Another perennial event, in this case an exercise in futility, already has appeared at the state Capitol in Harrisburg.
Republican state Sen. Dan Laughlin, of Erie, circulated a memo last week, seeking cosponsors for an idea so good that it can’t pass — reducing the size of the General Assembly.
Laughlin might well find some cosponsors. He wants to reduce the size of the House alone, leaving the Senate intact, so his fellow senators might think that’s a fine idea.
On the other hand, it’s also a poison pill that would ensure the measure’s death in the House.
Under Laughlin’s proposed constitutional amendment, the 203-seat House would shrink to 150, a ratio of three representatives for each of 50 senators.
That, Laughlin said, would “produce savings, increase efficiency, and … promote public confidence in our institution.”
So it would. And reducing the size of the Legislature would not adversely affect representative democracy.
California, for example, has more than three times as many residents as Pennsylvania, 39 million, with a legislature of just 80 House members and 40 senators.
Texas has 30 million residents, 150 state representatives and 31 state senators.
Laughlin told his colleagues that states similar in size to Pennsylvania have smaller legislatures.

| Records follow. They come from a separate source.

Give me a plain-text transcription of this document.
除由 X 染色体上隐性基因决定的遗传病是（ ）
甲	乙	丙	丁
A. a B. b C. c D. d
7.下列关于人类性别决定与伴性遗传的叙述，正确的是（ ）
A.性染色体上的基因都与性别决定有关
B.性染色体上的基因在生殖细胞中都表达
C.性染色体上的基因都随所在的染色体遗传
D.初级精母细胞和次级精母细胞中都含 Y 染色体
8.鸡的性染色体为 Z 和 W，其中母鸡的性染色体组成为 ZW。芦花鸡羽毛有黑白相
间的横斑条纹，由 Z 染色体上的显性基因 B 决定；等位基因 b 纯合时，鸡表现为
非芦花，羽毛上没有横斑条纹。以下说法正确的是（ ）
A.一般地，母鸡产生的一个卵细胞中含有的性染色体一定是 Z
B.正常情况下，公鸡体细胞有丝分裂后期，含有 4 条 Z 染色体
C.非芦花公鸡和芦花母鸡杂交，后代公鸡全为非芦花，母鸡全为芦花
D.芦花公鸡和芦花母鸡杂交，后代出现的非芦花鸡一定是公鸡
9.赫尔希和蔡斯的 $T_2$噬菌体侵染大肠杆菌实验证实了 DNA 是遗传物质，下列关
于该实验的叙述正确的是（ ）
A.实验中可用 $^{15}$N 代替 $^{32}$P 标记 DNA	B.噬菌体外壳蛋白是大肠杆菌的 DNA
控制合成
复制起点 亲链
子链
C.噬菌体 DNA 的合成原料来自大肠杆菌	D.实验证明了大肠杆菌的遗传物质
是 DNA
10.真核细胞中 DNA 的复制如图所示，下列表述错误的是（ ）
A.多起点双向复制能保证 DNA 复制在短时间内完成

Each of 118 Illinois representatives has 108,581 constituents, for example, and each of 99 Ohio House members represents 119,186 people.
Each of Pennsylvania’s 203 House members represents just 64,053 people.
But Laughlin’s preferred method isn’t the only way to achieve the savings and better governance that would result from a smaller legislature.
The House easily could be reduced to 101 seats without sacrificing representation in the electronic media age.
And, unlike the U.S. Senate — which was created to solve the representation dispute between large and small states and was crucial to adopting the constitution — the state Senate resolves no such issue. It is simply a smaller chamber with larger districts.
Benjamin Franklin himself wanted Pennsylvania to have just one legislative chamber, and Nebraska has gotten by with just one since 1936.
So, options abound. But Pennsylvanians may rest assured that the self-interested Legislature will choose the easiest one — nothing.